When you hear cat, you do not run one search string – you blend what it reminds you of (pets, lions, a team logo), exact words you once read, how things connect, and whether a fact is still true. Retrieval in Spectron is built the same way: several signals fused on purpose, not a single embedding score pretending to be understanding.
Five coherence dimensions
Memory is coherent along five axes at once – Spectron stores enough metadata to answer questions on each, so retrieval stays auditable and trustworthy:
| Dimension | What it gives you |
|---|---|
| Semantic | Similarity before structure is explicit: embedding-based recall over entities and passages. |
| Lexical | What was actually said or shown, down to character positions in the source: extracted attributes carry source.span into the originating turn or document passage. Citations are a stored field, not best-effort prose. |
| Relational | Understanding as connections: one entity/relation graph so “cat” can reach a manual, a prior turn, and a related entity (lion, pet, breed) without treating them as unrelated chunks. |
| Time | What held when, and how beliefs evolved: valid_from / valid_until, as_of, and time-travel queries. See Tri-temporal model. |
| Space | Where a fact was captured or applies – optional geometry; geo filters compose with semantic and graph signals in the same ranker. |
Vector-only approaches tend to miss several of these at once; unstructured-only stores miss them unless you add structure. Spectron stores the metadata up front.
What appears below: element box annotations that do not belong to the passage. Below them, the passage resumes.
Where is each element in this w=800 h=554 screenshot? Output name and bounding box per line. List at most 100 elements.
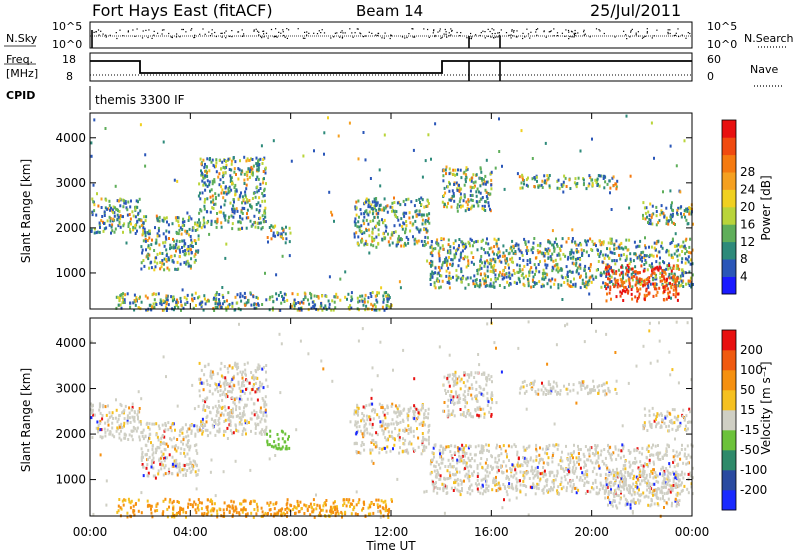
scatter-cell — [546, 273, 549, 277]
scatter-cell — [164, 422, 167, 425]
scatter-cell — [513, 443, 516, 447]
scatter-cell — [190, 431, 193, 435]
scatter-cell — [411, 215, 414, 219]
scatter-cell — [642, 491, 645, 495]
scatter-cell — [576, 250, 578, 254]
scatter-cell — [553, 247, 556, 251]
scatter-cell — [140, 458, 143, 462]
scatter-cell — [631, 278, 634, 282]
scatter-cell — [566, 282, 569, 286]
scatter-cell — [377, 211, 380, 215]
scatter-cell — [183, 220, 186, 224]
scatter-cell — [483, 248, 485, 252]
scatter-cell — [146, 421, 149, 425]
scatter-cell — [293, 301, 296, 305]
scatter-cell — [232, 207, 235, 211]
scatter-cell — [261, 162, 264, 165]
scatter-cell — [390, 422, 393, 426]
scatter-cell — [490, 265, 493, 269]
scatter-cell — [647, 278, 650, 282]
scatter-cell — [218, 427, 221, 431]
scatter-cell — [221, 302, 224, 306]
scatter-cell — [676, 254, 679, 258]
scatter-cell — [228, 411, 231, 415]
scatter-cell — [360, 212, 363, 216]
scatter-cell — [680, 205, 683, 209]
scatter-cell — [150, 465, 153, 469]
scatter-cell — [450, 205, 453, 209]
scatter-cell — [663, 289, 666, 293]
scatter-cell — [634, 461, 637, 465]
scatter-cell — [357, 199, 360, 203]
scatter-cell — [676, 277, 679, 281]
scatter-cell — [182, 442, 184, 446]
scatter-cell — [591, 274, 594, 278]
scatter-cell — [236, 414, 239, 418]
noise-point — [127, 30, 129, 32]
scatter-cell — [449, 276, 452, 280]
scatter-cell — [557, 252, 560, 256]
scatter-cell — [178, 248, 181, 252]
scatter-cell — [188, 247, 191, 251]
scatter-cell — [645, 254, 648, 258]
scatter-cell — [373, 410, 376, 414]
scatter-cell — [280, 301, 283, 305]
scatter-cell — [401, 418, 404, 422]
scatter-cell — [332, 308, 335, 312]
scatter-cell — [646, 268, 649, 272]
scatter-cell — [672, 264, 675, 268]
scatter-cell — [382, 298, 385, 302]
scatter-cell — [686, 258, 689, 262]
scatter-cell — [480, 478, 483, 482]
scatter-cell — [598, 466, 601, 470]
scatter-cell — [553, 474, 556, 478]
scatter-cell — [536, 470, 539, 474]
scatter-cell — [164, 428, 167, 432]
scatter-cell — [259, 406, 262, 410]
scatter-cell — [381, 404, 384, 408]
scatter-cell — [103, 210, 106, 214]
scatter-cell — [237, 227, 240, 231]
scatter-cell — [519, 186, 522, 190]
scatter-cell — [581, 253, 584, 257]
scatter-cell — [161, 259, 164, 262]
scatter-cell — [509, 257, 512, 261]
scatter-cell — [176, 179, 179, 183]
scatter-cell — [99, 422, 102, 425]
scatter-cell — [493, 245, 496, 249]
noise-point — [651, 37, 653, 39]
scatter-cell — [163, 456, 166, 460]
scatter-cell — [568, 466, 571, 470]
scatter-cell — [526, 259, 529, 263]
scatter-cell — [444, 191, 447, 195]
scatter-cell — [490, 170, 493, 174]
scatter-cell — [597, 454, 600, 458]
scatter-cell — [218, 416, 221, 420]
scatter-cell — [241, 389, 244, 393]
scatter-cell — [199, 301, 202, 305]
scatter-cell — [354, 223, 357, 227]
scatter-cell — [231, 305, 234, 308]
scatter-cell — [464, 246, 466, 250]
scatter-cell — [131, 415, 134, 419]
scatter-cell — [400, 411, 403, 415]
scatter-cell — [635, 483, 638, 487]
scatter-cell — [455, 274, 458, 278]
scatter-cell — [532, 241, 535, 245]
scatter-cell — [218, 298, 220, 302]
noise-point — [228, 35, 231, 37]
scatter-cell — [327, 299, 330, 303]
scatter-cell — [638, 271, 641, 275]
scatter-cell — [233, 186, 236, 189]
scatter-cell — [128, 213, 131, 216]
scatter-cell — [257, 189, 260, 193]
scatter-cell — [356, 411, 359, 415]
scatter-cell — [214, 302, 217, 306]
scatter-cell — [363, 212, 366, 215]
scatter-cell — [588, 174, 591, 178]
scatter-cell — [566, 279, 569, 283]
scatter-cell — [597, 248, 599, 252]
scatter-cell — [201, 417, 204, 421]
scatter-cell — [451, 189, 454, 193]
scatter-cell — [460, 251, 463, 255]
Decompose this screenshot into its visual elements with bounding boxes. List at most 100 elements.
Structural retrieval (beyond embeddings)
Retrieval is hybrid by design. Embeddings are one signal; they are fused with other precomputed structure so top‑k is not a black box.
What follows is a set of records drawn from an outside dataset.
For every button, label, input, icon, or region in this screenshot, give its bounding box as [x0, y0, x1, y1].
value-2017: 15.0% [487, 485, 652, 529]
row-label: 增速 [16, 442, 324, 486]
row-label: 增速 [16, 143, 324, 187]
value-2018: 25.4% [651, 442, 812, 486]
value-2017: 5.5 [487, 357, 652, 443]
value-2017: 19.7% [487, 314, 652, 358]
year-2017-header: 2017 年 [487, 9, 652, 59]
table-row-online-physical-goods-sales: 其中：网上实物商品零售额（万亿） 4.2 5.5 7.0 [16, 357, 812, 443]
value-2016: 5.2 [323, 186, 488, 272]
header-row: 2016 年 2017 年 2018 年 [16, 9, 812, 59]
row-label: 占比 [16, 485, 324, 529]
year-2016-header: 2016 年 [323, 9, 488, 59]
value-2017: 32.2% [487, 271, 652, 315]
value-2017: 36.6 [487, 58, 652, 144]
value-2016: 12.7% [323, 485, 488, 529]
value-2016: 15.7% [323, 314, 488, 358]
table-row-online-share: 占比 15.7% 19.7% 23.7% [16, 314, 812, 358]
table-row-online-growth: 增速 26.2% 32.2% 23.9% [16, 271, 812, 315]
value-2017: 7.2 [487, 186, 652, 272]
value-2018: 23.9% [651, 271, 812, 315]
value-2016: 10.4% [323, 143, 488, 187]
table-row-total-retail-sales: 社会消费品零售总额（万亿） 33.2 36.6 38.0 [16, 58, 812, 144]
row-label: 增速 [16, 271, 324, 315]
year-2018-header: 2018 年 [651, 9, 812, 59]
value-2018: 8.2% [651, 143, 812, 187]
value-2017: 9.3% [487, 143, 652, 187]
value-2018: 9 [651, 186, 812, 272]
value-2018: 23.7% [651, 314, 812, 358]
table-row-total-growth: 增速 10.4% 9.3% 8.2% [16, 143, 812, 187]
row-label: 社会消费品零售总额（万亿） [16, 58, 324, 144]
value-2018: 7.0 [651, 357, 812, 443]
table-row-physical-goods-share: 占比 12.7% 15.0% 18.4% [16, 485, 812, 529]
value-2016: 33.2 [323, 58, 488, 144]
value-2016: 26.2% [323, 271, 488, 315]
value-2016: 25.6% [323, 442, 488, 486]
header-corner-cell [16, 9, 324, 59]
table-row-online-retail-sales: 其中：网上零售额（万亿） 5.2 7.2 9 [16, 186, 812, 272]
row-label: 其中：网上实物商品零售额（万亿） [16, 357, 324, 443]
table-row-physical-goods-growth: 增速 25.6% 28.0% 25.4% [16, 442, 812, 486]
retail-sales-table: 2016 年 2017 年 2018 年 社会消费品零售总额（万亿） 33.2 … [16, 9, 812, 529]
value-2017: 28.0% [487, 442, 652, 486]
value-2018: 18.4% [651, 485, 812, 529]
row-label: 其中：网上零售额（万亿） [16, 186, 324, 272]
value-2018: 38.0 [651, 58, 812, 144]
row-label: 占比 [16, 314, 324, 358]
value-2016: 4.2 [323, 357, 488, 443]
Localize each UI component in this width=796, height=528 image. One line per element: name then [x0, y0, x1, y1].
Typical signals in the fused ranker include:
Vector recall – dense embeddings on entities, attributes, chunks, and (when enabled) images and audio.
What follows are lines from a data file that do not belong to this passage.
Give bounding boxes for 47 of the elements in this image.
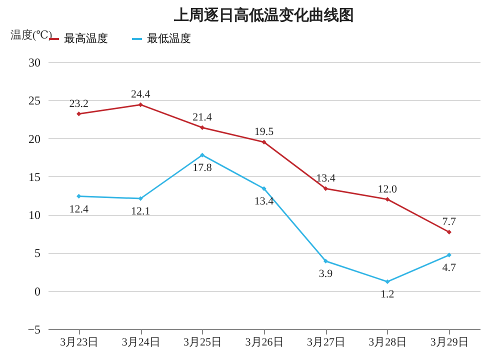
data-label: 13.4 [316, 172, 336, 185]
point [76, 194, 82, 199]
point [200, 125, 205, 130]
legend-label: 最低温度 [147, 32, 191, 45]
data-label: 19.5 [254, 126, 274, 138]
y-tick-label: 30 [28, 56, 40, 70]
point [262, 140, 266, 144]
point [76, 112, 82, 116]
data-label: 12.0 [378, 183, 398, 196]
point [138, 102, 143, 108]
y-tick-label: 5 [34, 246, 40, 260]
y-tick-label: 15 [28, 170, 40, 184]
point [385, 279, 390, 284]
y-tick-label: 20 [28, 132, 40, 146]
data-label: 12.1 [130, 206, 150, 218]
point [385, 196, 390, 202]
y-tick-label: −5 [28, 322, 40, 336]
data-label: 23.2 [69, 98, 88, 110]
point [323, 186, 328, 191]
data-label: 7.7 [442, 216, 457, 228]
data-label: 4.7 [442, 262, 457, 274]
x-tick-label: 3月24日 [122, 336, 160, 348]
y-tick-label: 0 [34, 284, 40, 298]
x-tick-label: 3月28日 [368, 336, 408, 348]
legend-label: 最高温度 [64, 32, 108, 45]
point [262, 186, 266, 191]
point [200, 152, 205, 158]
point [138, 196, 143, 201]
chart-title: 上周逐日高低温变化曲线图 [173, 6, 354, 24]
y-tick-label: 10 [28, 208, 40, 222]
point [446, 252, 452, 258]
data-label: 24.4 [130, 88, 151, 101]
x-tick-label: 3月23日 [60, 336, 99, 348]
data-label: 1.2 [380, 288, 394, 301]
y-axis-title: 温度(℃) [10, 28, 52, 42]
x-tick-label: 3月29日 [430, 336, 469, 348]
x-tick-label: 3月26日 [245, 336, 284, 348]
x-tick-label: 3月25日 [184, 336, 222, 348]
data-label: 12.4 [69, 203, 89, 216]
data-label: 13.4 [254, 196, 274, 208]
x-tick-label: 3月27日 [306, 336, 346, 348]
data-label: 17.8 [192, 162, 212, 174]
point [323, 258, 328, 264]
data-label: 3.9 [318, 268, 334, 280]
data-label: 21.4 [192, 112, 212, 124]
y-tick-label: 25 [28, 94, 40, 108]
point [446, 230, 452, 234]
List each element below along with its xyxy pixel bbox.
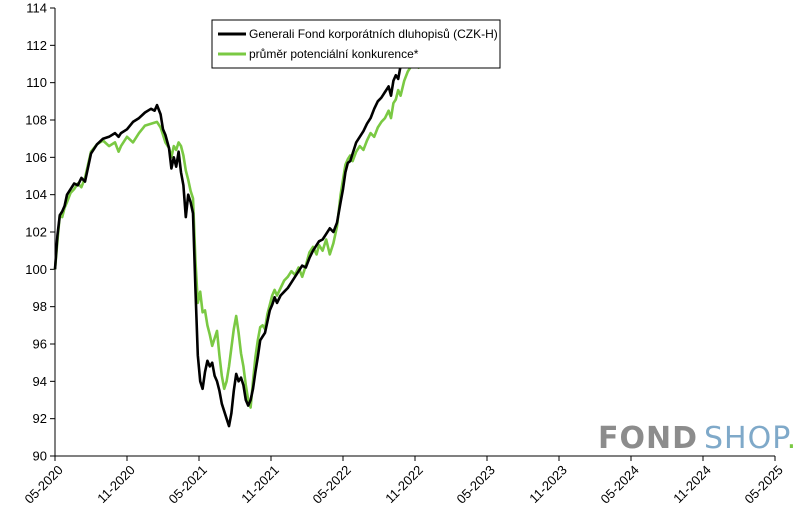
y-tick-label: 92 bbox=[33, 411, 47, 426]
x-tick-label: 11-2023 bbox=[526, 462, 570, 506]
series-line-competition bbox=[53, 31, 463, 409]
y-tick-label: 94 bbox=[33, 374, 47, 389]
logo-text-shop: SHOP bbox=[704, 421, 790, 456]
y-tick-label: 100 bbox=[25, 262, 47, 277]
x-tick-label: 05-2025 bbox=[742, 462, 786, 506]
x-axis: 05-2020 11-2020 05-2021 11-2021 05-2022 11-20… bbox=[22, 455, 786, 507]
series-layer bbox=[53, 19, 463, 428]
legend-label-competition: průměr potenciální konkurence* bbox=[249, 47, 419, 61]
x-tick-label: 05-2024 bbox=[598, 462, 642, 506]
y-tick-label: 98 bbox=[33, 299, 47, 314]
logo-text-dot: . bbox=[787, 421, 796, 456]
legend-box bbox=[211, 19, 501, 69]
x-tick-label: 11-2020 bbox=[94, 462, 138, 506]
legend-label-fund: Generali Fond korporátních dluhopisů (CZ… bbox=[249, 27, 498, 41]
y-tick-label: 104 bbox=[25, 187, 47, 202]
logo-text-fond: FOND bbox=[598, 421, 698, 456]
y-axis: 90 92 94 96 98 100 102 104 106 108 110 112 114 bbox=[25, 1, 56, 464]
x-tick-label: 05-2023 bbox=[454, 462, 498, 506]
x-tick-label: 11-2022 bbox=[382, 462, 426, 506]
y-tick-label: 110 bbox=[26, 75, 47, 90]
y-tick-label: 108 bbox=[25, 113, 47, 128]
y-tick-label: 90 bbox=[33, 449, 47, 464]
series-line-fund bbox=[53, 19, 463, 428]
x-tick-label: 11-2024 bbox=[670, 462, 714, 506]
y-tick-label: 106 bbox=[25, 150, 47, 165]
y-tick-label: 114 bbox=[26, 1, 47, 16]
y-tick-label: 112 bbox=[26, 38, 47, 53]
x-tick-label: 05-2021 bbox=[166, 462, 210, 506]
x-tick-label: 11-2021 bbox=[238, 462, 282, 506]
legend: Generali Fond korporátních dluhopisů (CZ… bbox=[211, 19, 501, 69]
y-tick-label: 102 bbox=[25, 225, 47, 240]
x-tick-label: 05-2020 bbox=[22, 462, 66, 506]
y-tick-label: 96 bbox=[33, 337, 47, 352]
x-tick-label: 05-2022 bbox=[310, 462, 354, 506]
Lexical recall – BM25 over chunk text and entity names for exact phrases and rare terms.
Graph traversal – limited hops from seed entities when surface forms differ.
Keyword bridges – keyword nodes linking distant passages.
Section embeddings and document links – related sections, not only the single nearest chunk.
Personalised PageRank – graph-walk scoring biased toward query seeds.
Geographic recall – radius, polygon, nearest‑k on stored geometry.
Trace-derived features – prior retrieval outcomes boost what worked; demote what led to corrections.
Each /query emits a retrieval_trace recording candidates, per-signal contributions, and the returned set.
Hands-on retrieval modes are in Hybrid search.
Tiered query resolution
Spectron does not run the same expensive path on every request. Reads route through a four-tier ladder so simple questions consume as few LLM tokens as possible – structured lookup and cache hits avoid building huge prompts or calling the synthesis model when a cheaper path suffices.
| Tier | What happens | Token / cost profile |
|---|---|---|
| 1 – Direct structured lookup | Typed questions resolved from the entity/attribute graph by key – no embeddings, no LLM, no ranking pass. | Minimal tokens – often nothing sent to an LLM. |
| 2 – Response reuse | Match against prior answers in the same Context and scope, with entity-aware invalidation (cited facts must still be current). Returns a prior answer when still valid. | No new generation on a hit – reuses prior synthesis. |
| 3 – Hybrid retrieval and synthesis | Fused retrieval, then LLM synthesis over a bounded context block. | Moderate tokens – default for open questions. |
| 4 – Full-context fallback | Broader sweep when tier 3 is thin: more candidates, deeper graph hops, optional query rewrite, larger context. | Highest token use – explicit escalation, still traceable. |
Tiers cascade (miss on 2 falls to 3; thin 3 escalates to 4). Each tier writes retrieval_trace metadata describing which tier ran and why – so you can see where token spend goes and tune per Context.
In short: most “what is Alice’s role?”-style questions should resolve without stuffing the entire memory graph into the model context.